76 F250 troubles
I have a 76 F250 "Trailer special" with the 390. Bought it with 103,000 original miles. Anyway, I just replaced the timing set because I thought the timing chain had slipped. I was wrong.
My problem now is that sometimes when I step on the brake, the truck dies. I think that it has to be a vacuum problem, but I am not very familiar with vacuum "stuff". Anyone have any thoughts?
Also, does anyone know of any Ford truck enthusiasts in the Norfolk Virginia area. I know that there have to be since we have a F-150 plant here, which is where my truck was made 27 years ago. Thanks for any help
Rob
Sounds like a nice pickup...Does it die if idling in park and you hit the brake? Do you have power brakes? If so, remove the vacuum hose to the brake booster and plug the intake port. See if that changes it. Be careful if you decide to test drive like this - brakes are VERY hard to apply when booster is disconnected... If that cures the problem then you need a new booster ($100), when they go out they cause a huge vacuum leak...

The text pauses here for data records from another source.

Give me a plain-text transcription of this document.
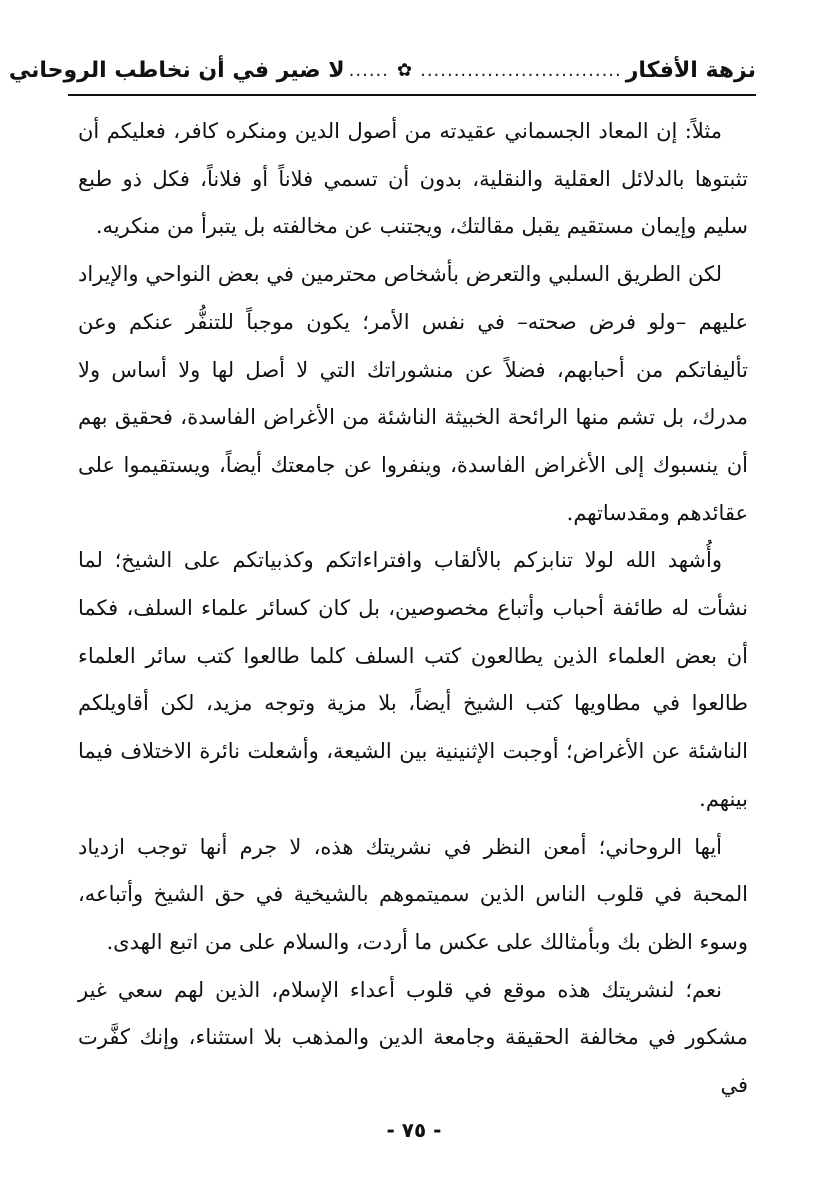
نزهة الأفكار
..............................
✿
......
لا ضير في أن نخاطب الروحاني

مثلاً: إن المعاد الجسماني عقيدته من أصول الدين ومنكره كافر، فعليكم أن تثبتوها بالدلائل العقلية والنقلية، بدون أن تسمي فلاناً أو فلاناً، فكل ذو طبع سليم وإيمان مستقيم يقبل مقالتك، ويجتنب عن مخالفته بل يتبرأ من منكريه.

لكن الطريق السلبي والتعرض بأشخاص محترمين في بعض النواحي والإيراد عليهم –ولو فرض صحته– في نفس الأمر؛ يكون موجباً للتنفُّر عنكم وعن تأليفاتكم من أحبابهم، فضلاً عن منشوراتك التي لا أصل لها ولا أساس ولا مدرك، بل تشم منها الرائحة الخبيثة الناشئة من الأغراض الفاسدة، فحقيق بهم أن ينسبوك إلى الأغراض الفاسدة، وينفروا عن جامعتك أيضاً، ويستقيموا على عقائدهم ومقدساتهم.

وأُشهد الله لولا تنابزكم بالألقاب وافتراءاتكم وكذبياتكم على الشيخ؛ لما نشأت له طائفة أحباب وأتباع مخصوصين، بل كان كسائر علماء السلف، فكما أن بعض العلماء الذين يطالعون كتب السلف كلما طالعوا كتب سائر العلماء طالعوا في مطاويها كتب الشيخ أيضاً، بلا مزية وتوجه مزيد، لكن أقاويلكم الناشئة عن الأغراض؛ أوجبت الإثنينية بين الشيعة، وأشعلت نائرة الاختلاف فيما بينهم.

أيها الروحاني؛ أمعن النظر في نشريتك هذه، لا جرم أنها توجب ازدياد المحبة في قلوب الناس الذين سميتموهم بالشيخية في حق الشيخ وأتباعه، وسوء الظن بك وبأمثالك على عكس ما أردت، والسلام على من اتبع الهدى.

نعم؛ لنشريتك هذه موقع في قلوب أعداء الإسلام، الذين لهم سعي غير مشكور في مخالفة الحقيقة وجامعة الدين والمذهب بلا استثناء، وإنك كفَّرت في

- ٧٥ -
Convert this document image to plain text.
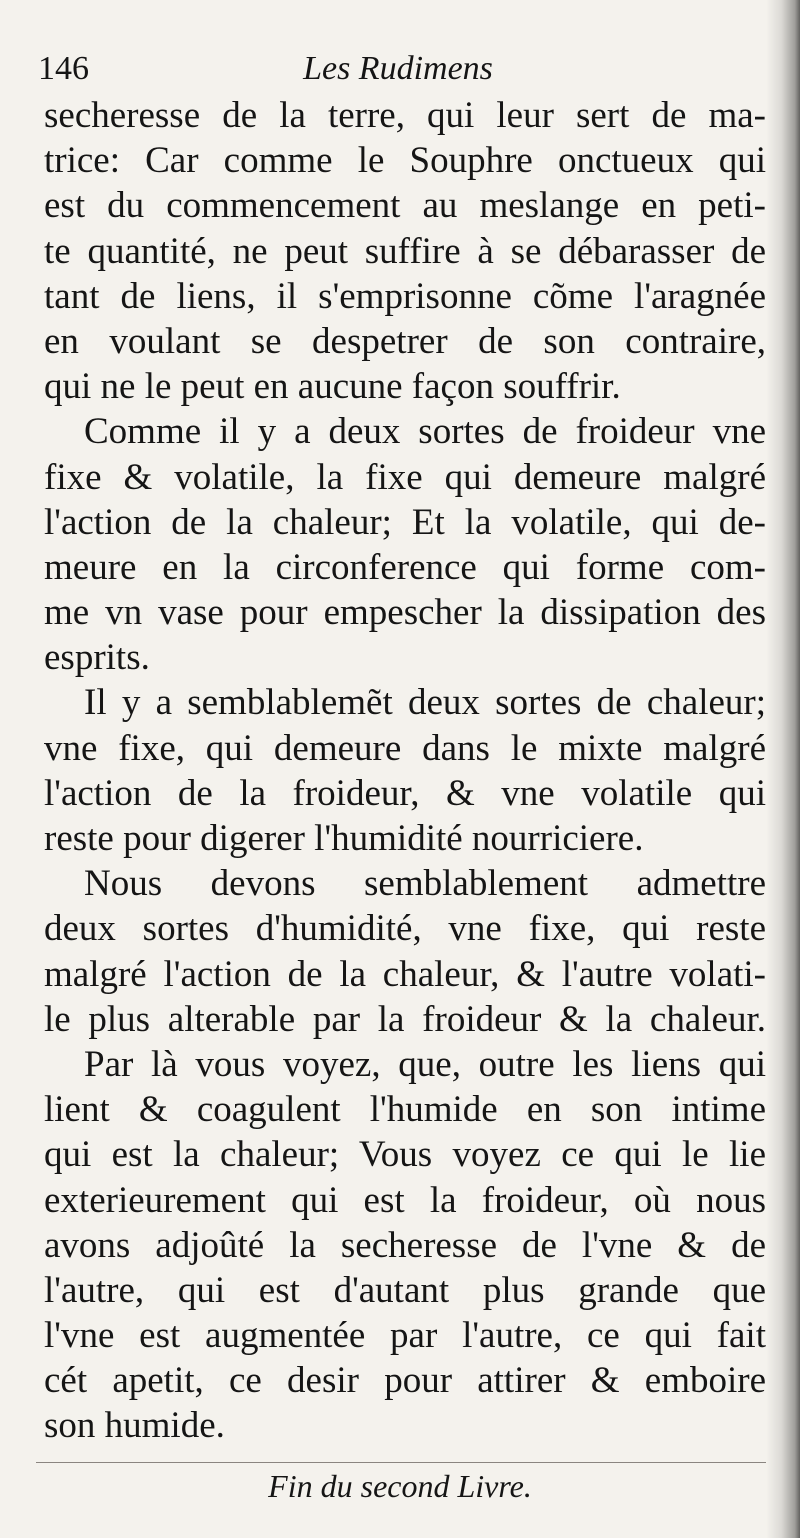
146	Les Rudimens
secheresse de la terre, qui leur sert de ma-
trice: Car comme le Souphre onctueux qui
est du commencement au meslange en peti-
te quantité, ne peut suffire à se débarasser de
tant de liens, il s'emprisonne cõme l'aragnée
en voulant se despetrer de son contraire,
qui ne le peut en aucune façon souffrir.
Comme il y a deux sortes de froideur vne
fixe & volatile, la fixe qui demeure malgré
l'action de la chaleur; Et la volatile, qui de-
meure en la circonference qui forme com-
me vn vase pour empescher la dissipation des
esprits.
Il y a semblablemẽt deux sortes de chaleur;
vne fixe, qui demeure dans le mixte malgré
l'action de la froideur, & vne volatile qui
reste pour digerer l'humidité nourriciere.
Nous devons semblablement admettre
deux sortes d'humidité, vne fixe, qui reste
malgré l'action de la chaleur, & l'autre volati-
le plus alterable par la froideur & la chaleur.
Par là vous voyez, que, outre les liens qui
lient & coagulent l'humide en son intime
qui est la chaleur; Vous voyez ce qui le lie
exterieurement qui est la froideur, où nous
avons adjoûté la secheresse de l'vne & de
l'autre, qui est d'autant plus grande que
l'vne est augmentée par l'autre, ce qui fait
cét apetit, ce desir pour attirer & emboire
son humide.
Fin du second Livre.
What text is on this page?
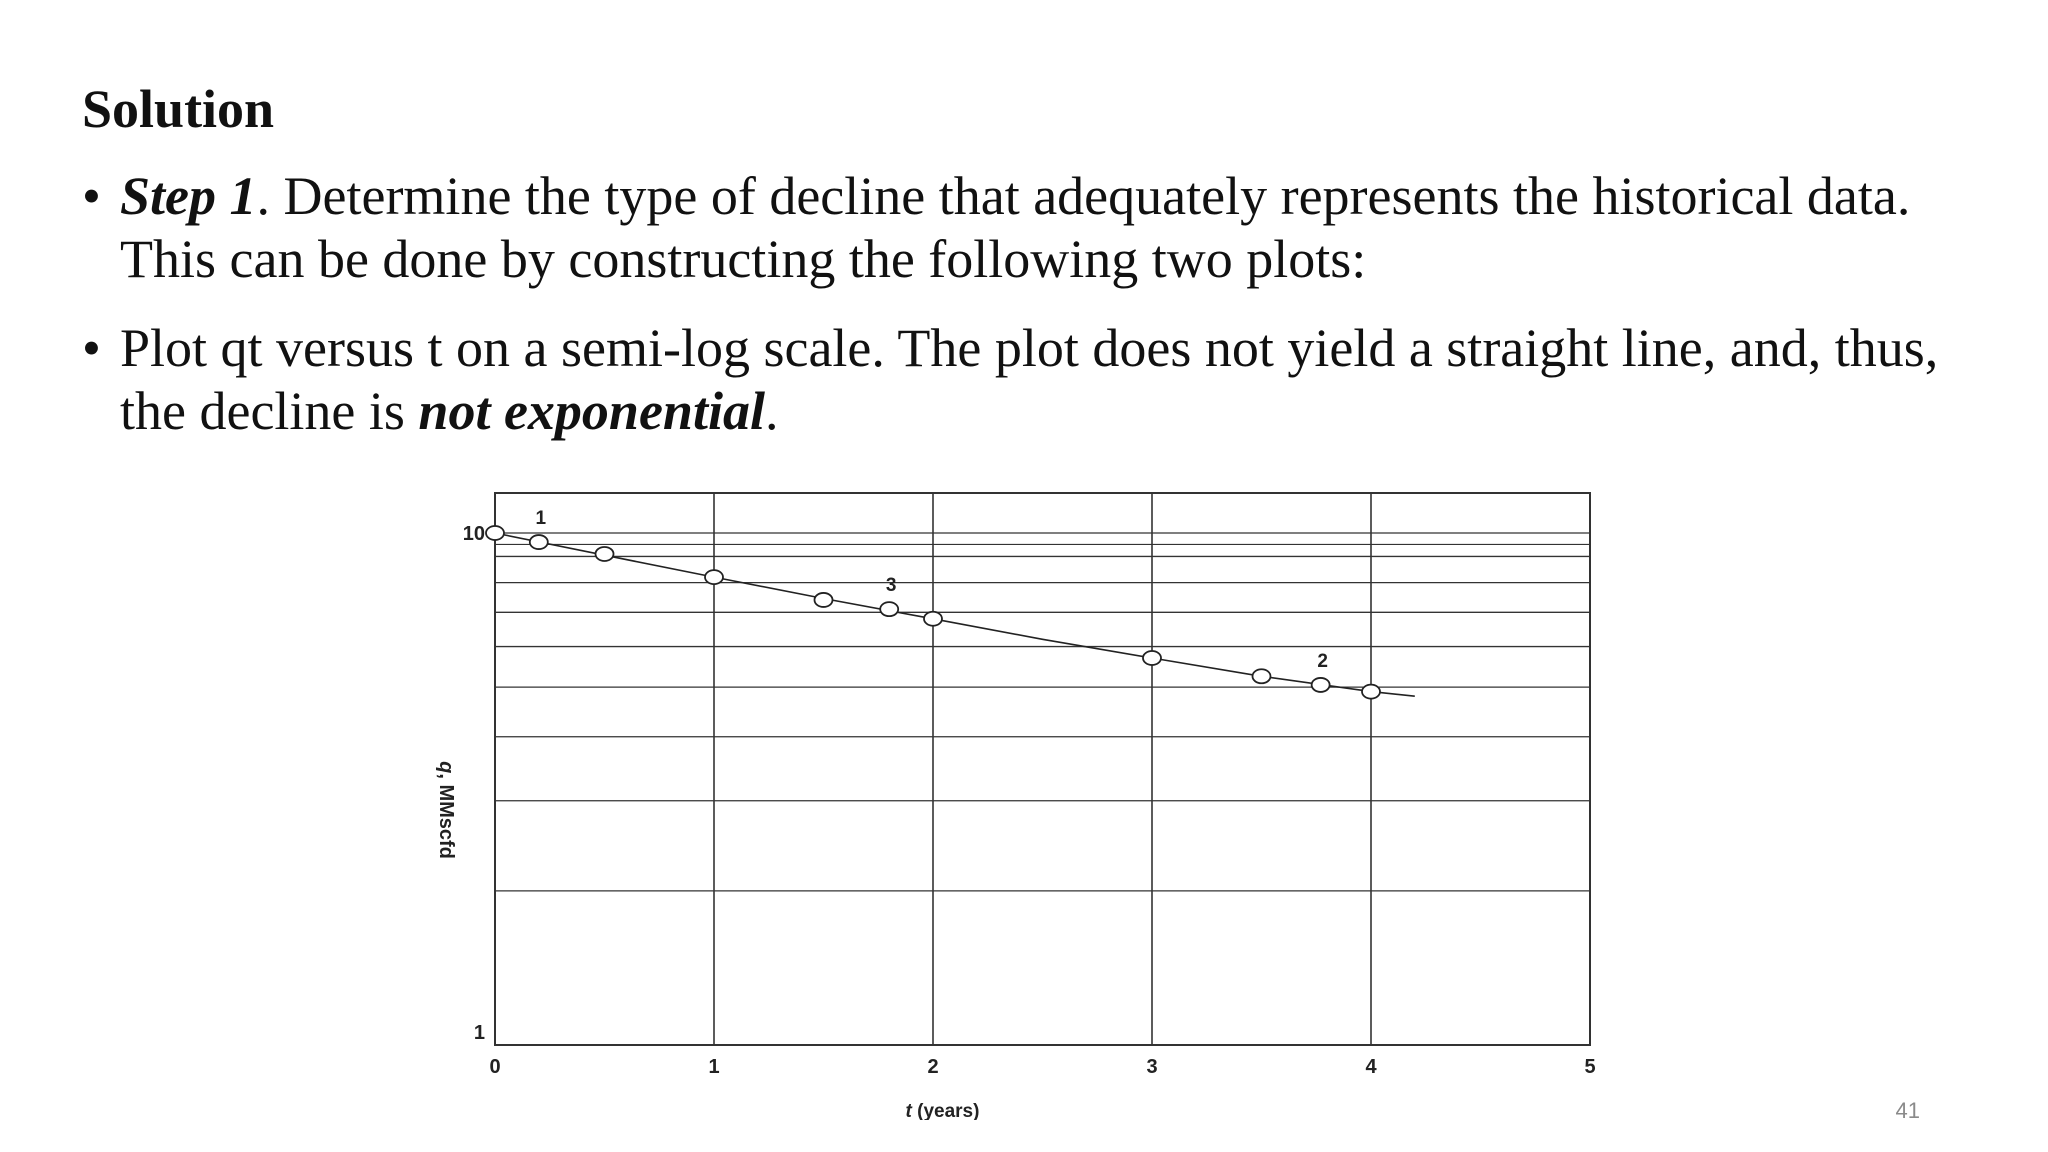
Solution
• Step 1. Determine the type of decline that adequately represents the historical data. This can be done by constructing the following two plots:
• Plot qt versus t on a semi-log scale. The plot does not yield a straight line, and, thus, the decline is not exponential.
0	1	2	3	4	5
1
10
t (years)
q, MMscfd
1
3
2
41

Is this the symptoms that led you to replace the timing set, or is this a new problem since the timing set replacement?
Let us know what you find.
Marty
A few weeks ago, the wife drove the truck, no problems. A couple days later, I jump in and the truck is very hard to start and once started, very hard to keep running. At first I thought fuel problem, changed the fuel filter, and no change. However, there was plenty of gas getting through the carb.
So when I was able to get it started, it was running very rough, and spitting black stuff (carbon?) out the exhaust. Even when I managed to get it warmed up, it was rough and hard to keep running.
Well, a few days later, a friend is over, who happens to know more than me about Fords, so we throw a timing light on it. Well, we had to turn the distributor about an inch in order to get it to 8 degrees BTDC. Well, it was still running badly and we deduced that the timing chain must have slipped. So that is what precipitated the timing set replacement. However, once I was into the timing set, everything was aligned, so it had not jumped. However, the play in the chain was beyond acceptable limits, so it was not a total waste of time.
Anyway, before replacing the timing set, when we were working on it, was when I noticed the brake pedal killing the engine. We did already remove the vacuum hose from the booster, and that did not make a difference. That is pretty much the whole story. I am getting ready to attempt to start it for the first time after the work I did. Wish me luck and thanks for your help
Rob
See if you hit the brakes real slow vs hard if that makes a difference.
If it's the fuel bowl, you can use fuel cell foam (Holley makes it in a slosh kit) to keep the fuel level or make a metal plate into a baffle to keep the fuel from sloshing.